No soy, creo, ni un optimista ni, menos aún, un iluso, y dudo mucho que una noble propuesta como esta tenga futuro, al menos no a corto plazo; tal vez lo tenga cuando las condiciones de habitabilidad de la Tierra se deterioren tanto que sea inevitable tomarla en consideración. Me recuerda a la propuesta que Albert Einstein hizo de un Gobierno mundial para poder evitar las guerras futuras, guerras en las que podría utilizase armamento nuclear.

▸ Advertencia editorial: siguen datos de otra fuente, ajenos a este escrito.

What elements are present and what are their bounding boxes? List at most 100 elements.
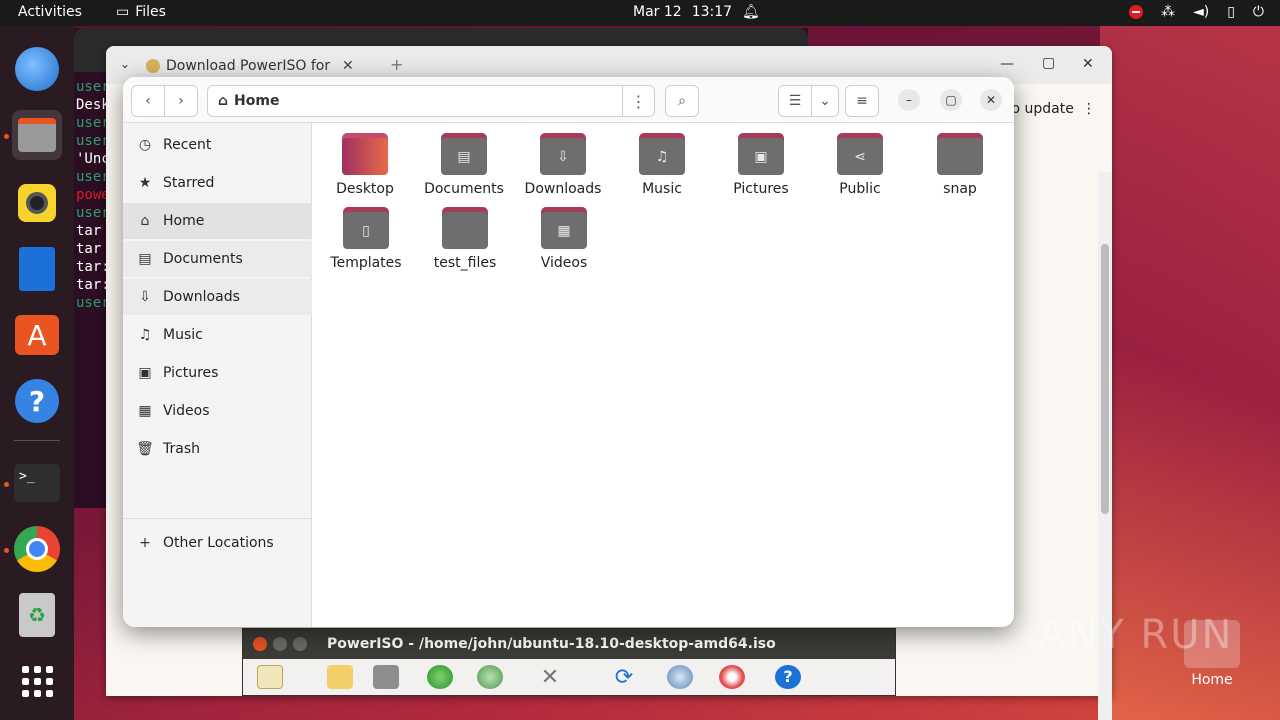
back-button[interactable]: ‹ [131,85,165,117]
sidebar-item-label: Recent [163,137,212,153]
extract-icon[interactable] [477,665,503,689]
dock-appcenter[interactable]: A [12,310,62,360]
save-icon[interactable] [373,665,399,689]
sidebar-item-pictures[interactable]: ▣ Pictures [123,355,312,391]
folder-label: Videos [540,255,588,271]
path-menu-button[interactable]: ⋮ [622,86,654,116]
new-icon[interactable] [257,665,283,689]
close-window-icon[interactable] [253,637,267,651]
dock-terminal[interactable]: >_ [12,458,62,508]
minimize-window-icon[interactable] [273,637,287,651]
dock-rhythmbox[interactable] [12,178,62,228]
appcenter-icon: A [15,315,59,355]
files-icon [18,118,56,152]
maximize-window-icon[interactable] [293,637,307,651]
places-sidebar: ◷ Recent ★ Starred ⌂ Home ▤ Documents ⇩ … [123,123,312,627]
delete-icon[interactable]: ✕ [537,665,563,690]
sidebar-item-downloads[interactable]: ⇩ Downloads [123,279,312,315]
folder-item[interactable]: ▯ Templates [316,207,416,271]
dock-trash[interactable]: ♻ [12,590,62,640]
sidebar-item-trash[interactable]: 🗑 Trash [123,431,312,467]
writer-icon [19,247,55,291]
terminal-line: tar: [76,259,110,275]
dock-help[interactable]: ? [12,376,62,426]
forward-button[interactable]: › [164,85,198,117]
sidebar-item-music[interactable]: ♫ Music [123,317,312,353]
dock: A ? >_ ♻ [0,26,74,720]
activities-button[interactable]: Activities [18,4,82,20]
path-bar[interactable]: ⌂ Home ⋮ [207,85,655,117]
folder-label: Documents [424,181,504,197]
path-home[interactable]: ⌂ Home [208,86,622,116]
folder-item[interactable]: test_files [415,207,515,271]
dock-chrome[interactable] [12,524,62,574]
sidebar-item-starred[interactable]: ★ Starred [123,165,312,201]
add-icon[interactable] [427,665,453,689]
show-apps-button[interactable] [12,656,62,706]
kebab-menu-icon[interactable]: ⋮ [1082,101,1096,117]
app-menu[interactable]: ▭ Files [116,4,166,20]
help-icon[interactable]: ? [775,665,801,689]
path-label: Home [234,93,280,109]
close-icon[interactable]: ✕ [1082,56,1094,72]
dnd-icon [1128,5,1143,19]
folder-label: test_files [433,255,497,271]
main-menu-button[interactable]: ≡ [845,85,879,117]
poweriso-titlebar: PowerISO - /home/john/ubuntu-18.10-deskt… [243,629,895,659]
folder-item[interactable]: ⇩ Downloads [513,133,613,197]
files-window[interactable]: ‹ › ⌂ Home ⋮ ⌕ ☰ ⌄ ≡ – ▢ ✕ ◷ Recent ★ St… [123,77,1014,627]
maximize-button[interactable]: ▢ [940,89,962,111]
folder-item[interactable]: ▦ Videos [514,207,614,271]
folder-item[interactable]: ▣ Pictures [711,133,811,197]
chevron-left-icon: ‹ [145,93,151,109]
sidebar-item-other-locations[interactable]: + Other Locations [123,525,312,561]
burn-icon[interactable] [719,665,745,689]
clock[interactable]: Mar 12 13:17 🔔︎ [633,4,760,20]
refresh-icon[interactable]: ⟳ [611,665,637,690]
close-tab-icon[interactable]: ✕ [342,58,354,74]
maximize-icon[interactable]: ▢ [1042,55,1055,71]
dock-writer[interactable] [12,244,62,294]
folder-item[interactable]: Desktop [315,133,415,197]
close-icon: ✕ [985,93,997,107]
view-list-button[interactable]: ☰ [778,85,812,117]
browser-tab[interactable]: Download PowerISO for ✕ [146,53,378,79]
dock-thunderbird[interactable] [12,44,62,94]
dock-files[interactable] [12,110,62,160]
tab-list-icon[interactable]: ⌄ [120,57,130,71]
terminal-line: user [76,133,110,149]
sidebar-item-label: Documents [163,251,243,267]
minimize-button[interactable]: – [898,89,920,111]
new-tab-icon[interactable]: + [390,55,403,74]
poweriso-title: PowerISO - /home/john/ubuntu-18.10-deskt… [327,636,776,652]
folder-item[interactable]: snap [910,133,1010,197]
scroll-thumb[interactable] [1101,244,1109,514]
search-button[interactable]: ⌕ [665,85,699,117]
mount-icon[interactable] [667,665,693,689]
folder-label: Pictures [733,181,789,197]
terminal-line: user [76,205,110,221]
view-options-button[interactable]: ⌄ [811,85,839,117]
minimize-icon[interactable]: — [1000,56,1014,72]
sidebar-item-documents[interactable]: ▤ Documents [123,241,312,277]
sidebar-item-label: Music [163,327,203,343]
close-button[interactable]: ✕ [980,89,1002,111]
folder-item[interactable]: ♫ Music [612,133,712,197]
music-folder-icon: ♫ [639,133,685,175]
system-tray[interactable]: ⁂ ◄) ▯ ⏻ [1128,4,1264,20]
sidebar-item-recent[interactable]: ◷ Recent [123,127,312,163]
folder-label: snap [943,181,977,197]
sidebar-item-videos[interactable]: ▦ Videos [123,393,312,429]
sidebar-divider [123,518,312,519]
update-button[interactable]: to update ⋮ [1006,92,1106,126]
watermark: ANY RUN [1038,612,1234,658]
sidebar-item-home[interactable]: ⌂ Home [123,203,312,239]
poweriso-window[interactable]: PowerISO - /home/john/ubuntu-18.10-deskt… [242,628,896,696]
open-icon[interactable] [327,665,353,689]
download-icon: ⇩ [139,289,151,305]
folder-item[interactable]: ⋖ Public [810,133,910,197]
folder-label: Downloads [524,181,602,197]
sidebar-item-label: Pictures [163,365,219,381]
files-headerbar: ‹ › ⌂ Home ⋮ ⌕ ☰ ⌄ ≡ – ▢ ✕ [123,77,1014,123]
folder-item[interactable]: ▤ Documents [414,133,514,197]
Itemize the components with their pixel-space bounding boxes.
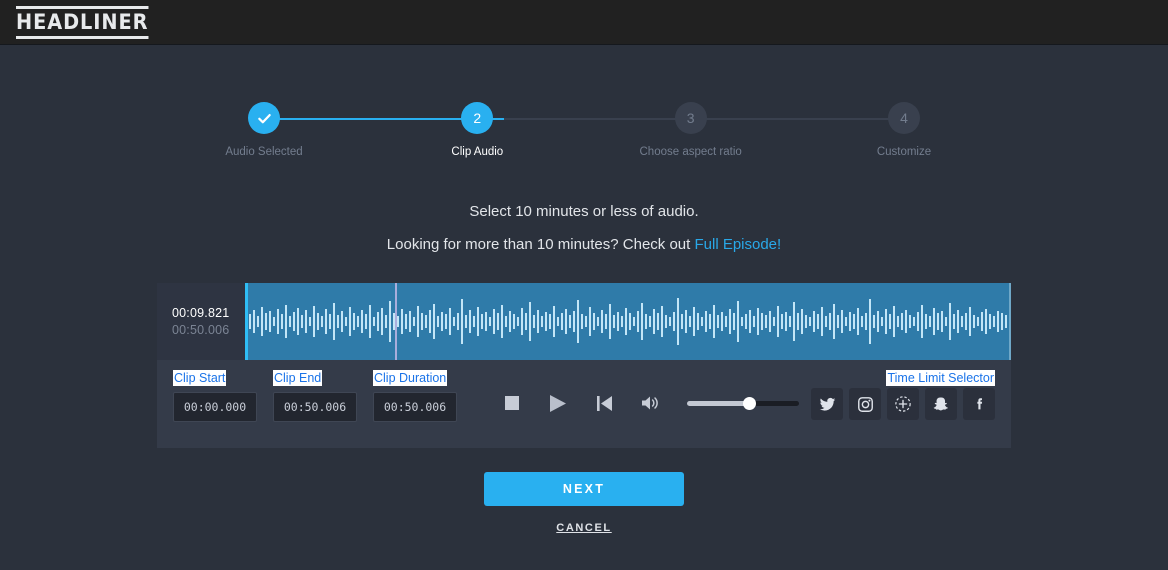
- step-choose-aspect-ratio[interactable]: 3 Choose aspect ratio: [631, 97, 751, 167]
- instructions: Select 10 minutes or less of audio. Look…: [0, 203, 1168, 253]
- volume-slider[interactable]: [687, 396, 799, 410]
- clip-end-input[interactable]: 00:50.006: [273, 392, 357, 422]
- step-4-label: Customize: [876, 146, 932, 158]
- time-limit-twitter-button[interactable]: [811, 388, 843, 420]
- step-2-label: Clip Audio: [451, 146, 504, 158]
- time-limit-snapchat-button[interactable]: [925, 388, 957, 420]
- clip-duration-label: Clip Duration: [373, 370, 448, 386]
- time-limit-custom-button[interactable]: [887, 388, 919, 420]
- editor-controls: Clip Start Clip End Clip Duration Time L…: [157, 360, 1011, 448]
- snapchat-icon: [933, 397, 948, 410]
- step-1-marker: [248, 102, 280, 134]
- check-icon: [257, 113, 271, 123]
- play-icon: [550, 394, 566, 412]
- progress-stepper: Audio Selected 2 Clip Audio 3 Choose asp…: [204, 97, 964, 167]
- facebook-icon: [976, 397, 982, 409]
- custom-duration-icon: [895, 396, 911, 412]
- step-4-marker: 4: [887, 102, 920, 134]
- instruction-primary: Select 10 minutes or less of audio.: [469, 203, 699, 220]
- twitter-icon: [819, 397, 835, 411]
- current-time: 00:09.821: [172, 306, 230, 320]
- step-3-label: Choose aspect ratio: [639, 146, 742, 158]
- volume-slider-fill: [687, 400, 749, 406]
- step-customize[interactable]: 4 Customize: [844, 97, 964, 167]
- time-limit-instagram-button[interactable]: [849, 388, 881, 420]
- full-episode-link[interactable]: Full Episode!: [694, 236, 781, 253]
- step-2-marker: 2: [461, 102, 494, 134]
- clip-duration-input[interactable]: 00:50.006: [373, 392, 457, 422]
- time-limit-selector-options: [811, 388, 995, 420]
- wizard-footer: NEXT CANCEL: [0, 472, 1168, 536]
- time-limit-selector-label: Time Limit Selector: [886, 370, 995, 386]
- step-clip-audio[interactable]: 2 Clip Audio: [417, 97, 537, 167]
- instruction-secondary: Looking for more than 10 minutes? Check …: [0, 236, 1168, 253]
- time-readout: 00:09.821 00:50.006: [157, 283, 245, 360]
- clip-start-input[interactable]: 00:00.000: [173, 392, 257, 422]
- instruction-secondary-text: Looking for more than 10 minutes? Check …: [386, 236, 695, 253]
- step-3-marker: 3: [674, 102, 707, 134]
- cancel-button[interactable]: CANCEL: [556, 522, 611, 534]
- waveform-graphic: [249, 298, 1007, 345]
- time-fields-row: 00:00.000 00:50.006 00:50.006: [173, 392, 457, 422]
- stop-icon: [505, 396, 519, 410]
- clip-start-label: Clip Start: [173, 370, 227, 386]
- volume-icon: [641, 396, 658, 410]
- skip-to-start-button[interactable]: [591, 390, 617, 416]
- skip-to-start-icon: [596, 395, 612, 411]
- audio-editor-panel: 00:09.821 00:50.006 Clip Start Clip End …: [157, 283, 1011, 448]
- headliner-logo[interactable]: HEADLINER: [16, 5, 149, 39]
- play-button[interactable]: [545, 390, 571, 416]
- clip-end-label: Clip End: [273, 370, 323, 386]
- time-limit-facebook-button[interactable]: [963, 388, 995, 420]
- field-labels-row: Clip Start Clip End Clip Duration Time L…: [173, 370, 995, 388]
- selection-handle-right[interactable]: [1009, 283, 1011, 360]
- volume-button[interactable]: [637, 390, 663, 416]
- stop-button[interactable]: [499, 390, 525, 416]
- volume-slider-handle[interactable]: [742, 396, 756, 410]
- total-time: 00:50.006: [172, 323, 230, 337]
- step-1-label: Audio Selected: [225, 146, 303, 158]
- selection-handle-left[interactable]: [245, 283, 248, 360]
- instagram-icon: [857, 396, 873, 412]
- transport-controls: [499, 390, 799, 416]
- playhead-marker[interactable]: [395, 283, 397, 360]
- step-audio-selected[interactable]: Audio Selected: [204, 97, 324, 167]
- next-button[interactable]: NEXT: [484, 472, 684, 506]
- app-header: HEADLINER: [0, 0, 1168, 45]
- waveform-track[interactable]: [245, 283, 1011, 360]
- waveform-row: 00:09.821 00:50.006: [157, 283, 1011, 360]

“El poder de este gobierno mundial –escribió poco después del final de la Segunda Guerra Mundial– abarcaría todas las cuestiones militares y sólo sería necesario un poder más: el de intervenir en países en los que una minoría oprima a la mayoría”. Una propuesta tan sensata como inútil, porque la ONU dista mucho de cumplir con ella.

Por cierto, el Artículo 17 de esa constitución proyectada dice: “El arte y la ciencia son libres y libre es también su enseñanza. Todos tienen derecho a acceder a la ciencia y al conocimiento”.